De acordo com o decreto supramencionado, a adoção internacional deve observância aos princípios, constitucionais e aqueles reconhecidos pelos instrumentos internacionais, em especial pela Declaração das Nações Unidas sobre os Princípios Sociais e Jurídicos aplicáveis à Proteção e ao Bem-estar das Crianças, com Especial Referência às Práticas em Matéria de Adoção e de Colocação Familiar nos Planos Nacional e Internacional (BRASIL, 1999).
Dentre os princípios que norteiam a adoção internacional está o princípio do melhor interesse da criança e do adolescente, que busca dentro de um caso concreto a melhor adequação, isto é, o que trará maiores benefícios para o adotando. Tal princípio demonstra-se extremamente importante visto que, se não manifestado a adoção não poderá ocorrer, vez que contraria a ordem pública (BRASIL, 1990).
Dessa forma, entende-se que a adoção vai além de um ato meramente solidário em que se foca apenas nos pretendentes como parte dessa relação, uma vez que esta também é de interesse do Estado, cujo objetivo é priorizar sempre o bem estar do adotado, antes do interesse dos adotantes.

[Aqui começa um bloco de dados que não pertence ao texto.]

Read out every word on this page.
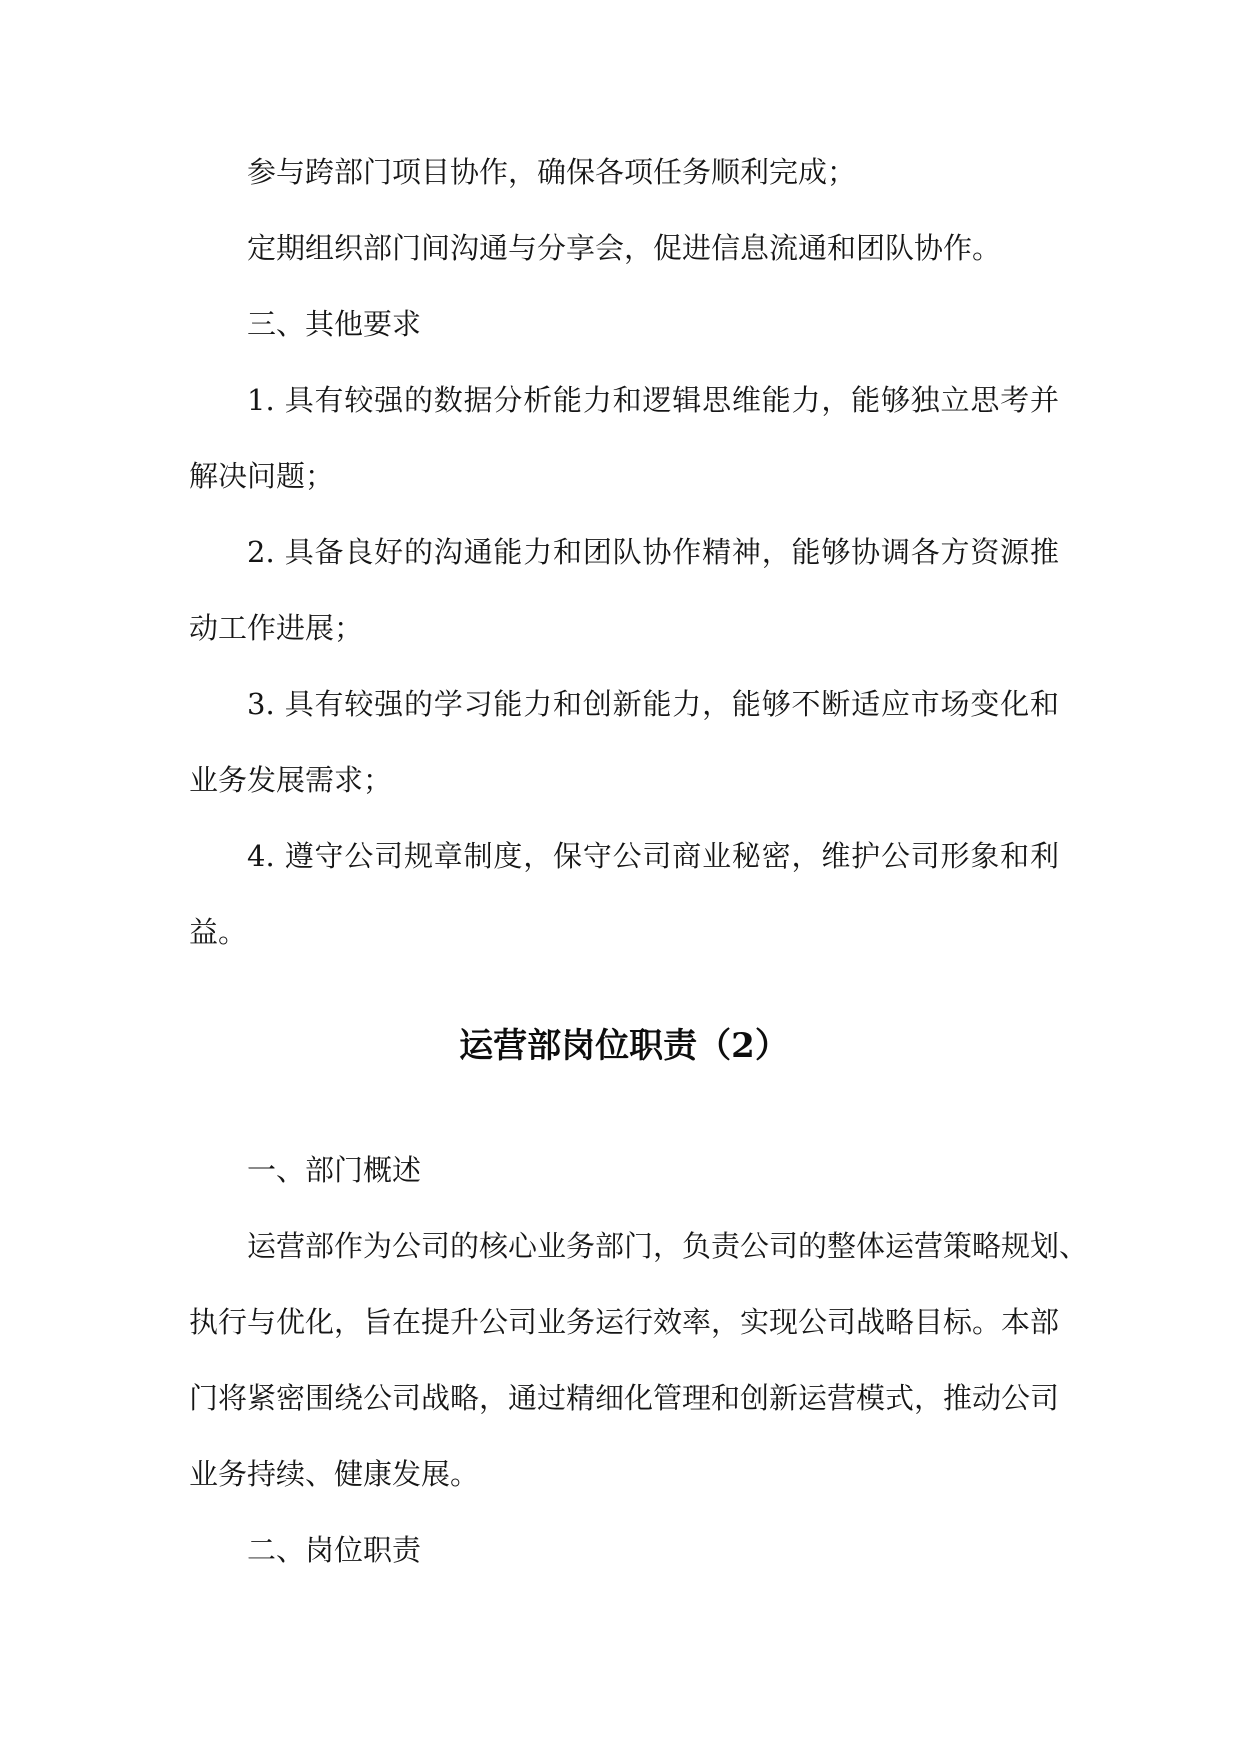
参与跨部门项目协作，确保各项任务顺利完成；
定期组织部门间沟通与分享会，促进信息流通和团队协作。
三、其他要求
1. 具有较强的数据分析能力和逻辑思维能力，能够独立思考并
解决问题；
2. 具备良好的沟通能力和团队协作精神，能够协调各方资源推
动工作进展；
3. 具有较强的学习能力和创新能力，能够不断适应市场变化和
业务发展需求；
4. 遵守公司规章制度，保守公司商业秘密，维护公司形象和利
益。
运营部岗位职责（2）
一、部门概述
运营部作为公司的核心业务部门，负责公司的整体运营策略规划、
执行与优化，旨在提升公司业务运行效率，实现公司战略目标。本部
门将紧密围绕公司战略，通过精细化管理和创新运营模式，推动公司
业务持续、健康发展。
二、岗位职责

Tem-se de salientar que o primeiro instrumento a regular verdadeiramente a adoção internacional, ultrapassando as fronteiras regionais, e denotando interesse mundial foi a Convenção de Haia. (GUTMANN, 2002).
A Convenção de Haia, de 1993, ora Convenção relativa à Proteção e à Cooperação em Matéria de Adoção Internacional, regulamenta os procedimentos deste instituto sob ótica internacional, cujo principal intuito é determinar, como o próprio nome denota, um sistema de cooperação entre os países de destino e de origem da criança, assumindo uma certa responsabilização em comum em proteger o interesse e o bem estar do adotado.
A partir deste momento, de regulamentação internacional e colaboração em conjunto dos países signatários, aos quais foram impostas obrigações e elementos essenciais para concretização da adoção internacional responsável, é instituído o entendimento de que é uma medida excepcional, aplicada subsidiariamente, quando esgotadas todas as possibilidades da criança viver em seu país de origem, no convívio de sua família biológica ou em família adotiva nacional.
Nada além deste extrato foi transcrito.